The youngest university featured in the rankings in 2016 was Montpellier University, which was founded in its current form in 2015. The oldest was the University of Bologna, founded in 1088, followed by the University of Oxford in 1096 and the University of Modena and Reggio Emilia in 1175.

The youngest in 2022 were the University of Paris-Saclay and L’Institut Agro, both founded in 2020.

When using the median, to take account of the few extremely old institutions in the UK and Italy, the average age for the top 400 in 2016 was 127 years old, which drops by 10 years to 117 in 2022.

Dig deeper into the data, however, and a split is revealed. The average age of the top 200 universities has, in fact, not dropped; it is the universities in the 201 to 400 category that have got younger. 

The mean average age of the top 200 was 193 in 2016 and 198 in 2022, reflecting less movement at the top of the rankings (169 universities feature in the top 200 in both 2016 and 2022).

The average age of universities ranked 201st to 400th has dropped from 139 in 2016 to 111 in 2022; those ranked 401st to 600th dropped from 143 in 2016 to 136 in 2022.

The representation of countries in the 201 to 600 bracket has changed in the past six years.

The US, Canada, and Australia all have fewer institutions in these positions in 2022 than they did in 2016. While the US still has the most institutions ranked, it now has 64 in this bracket compared with 74 six years ago. The UK saw a big jump in this category, with 40 now compared with 28 previously. China also increased its number, jumping from 19 to 24.

Jamil Salmi, a higher education specialist and former coordinator of the World Bank’s tertiary education programme, said that “several countries in Asia and the Middle East have made deliberate efforts, sometimes with lots of investment, to create new universities or build up their new universities. This explains, in my view, their rapid rise in the rankings.”

Phil Baty, chief knowledge officer at THE, said: “It is clear from the data that the world’s leading research universities do tend to be old. Age does bestow a lot of advantages, like a reputation built on centuries of tradition, a large, multigenerational alumni network, and often years of accumulated wealth.

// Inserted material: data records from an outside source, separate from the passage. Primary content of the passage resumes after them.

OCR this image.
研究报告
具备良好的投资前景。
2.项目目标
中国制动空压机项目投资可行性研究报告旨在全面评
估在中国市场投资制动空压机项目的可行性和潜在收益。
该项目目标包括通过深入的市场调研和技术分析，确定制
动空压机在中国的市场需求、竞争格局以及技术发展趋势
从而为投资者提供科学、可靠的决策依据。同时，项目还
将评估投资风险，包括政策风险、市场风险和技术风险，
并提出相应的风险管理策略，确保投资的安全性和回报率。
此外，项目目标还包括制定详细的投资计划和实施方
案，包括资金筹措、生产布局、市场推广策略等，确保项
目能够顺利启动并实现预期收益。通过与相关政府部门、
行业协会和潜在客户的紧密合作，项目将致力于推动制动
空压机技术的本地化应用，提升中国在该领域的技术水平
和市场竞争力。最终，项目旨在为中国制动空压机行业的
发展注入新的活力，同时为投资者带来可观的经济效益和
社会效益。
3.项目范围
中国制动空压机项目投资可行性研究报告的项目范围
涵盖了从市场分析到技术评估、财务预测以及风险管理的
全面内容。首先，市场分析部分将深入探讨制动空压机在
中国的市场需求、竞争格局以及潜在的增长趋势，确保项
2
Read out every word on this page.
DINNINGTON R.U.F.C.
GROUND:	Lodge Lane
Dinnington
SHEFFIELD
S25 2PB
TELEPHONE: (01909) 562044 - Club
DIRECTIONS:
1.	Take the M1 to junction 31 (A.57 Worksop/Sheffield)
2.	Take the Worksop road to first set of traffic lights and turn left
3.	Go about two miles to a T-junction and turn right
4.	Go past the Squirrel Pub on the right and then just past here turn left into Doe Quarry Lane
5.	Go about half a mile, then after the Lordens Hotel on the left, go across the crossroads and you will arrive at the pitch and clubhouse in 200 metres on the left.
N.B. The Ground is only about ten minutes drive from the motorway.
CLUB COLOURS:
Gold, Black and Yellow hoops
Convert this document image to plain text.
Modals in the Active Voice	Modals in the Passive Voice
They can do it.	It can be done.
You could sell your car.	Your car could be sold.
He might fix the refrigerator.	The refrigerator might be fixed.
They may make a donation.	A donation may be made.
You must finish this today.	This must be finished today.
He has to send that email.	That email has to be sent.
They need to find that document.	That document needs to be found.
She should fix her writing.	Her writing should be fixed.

“But it is exciting to see that the average age of the so-called world-class universities in the World University Rankings is dropping, as the rankings become more inclusive, and the representation from emerging economies, often with younger institutions, increases.”

Mr Baty added that this may signal “the beginning of a trend”.

“With rankings becoming more inclusive and diverse, and with plenty of disruption hitting the sector through the pandemic, are the comfortable old guard under more pressure from a new generation of agile and dynamic institutions?” he asked.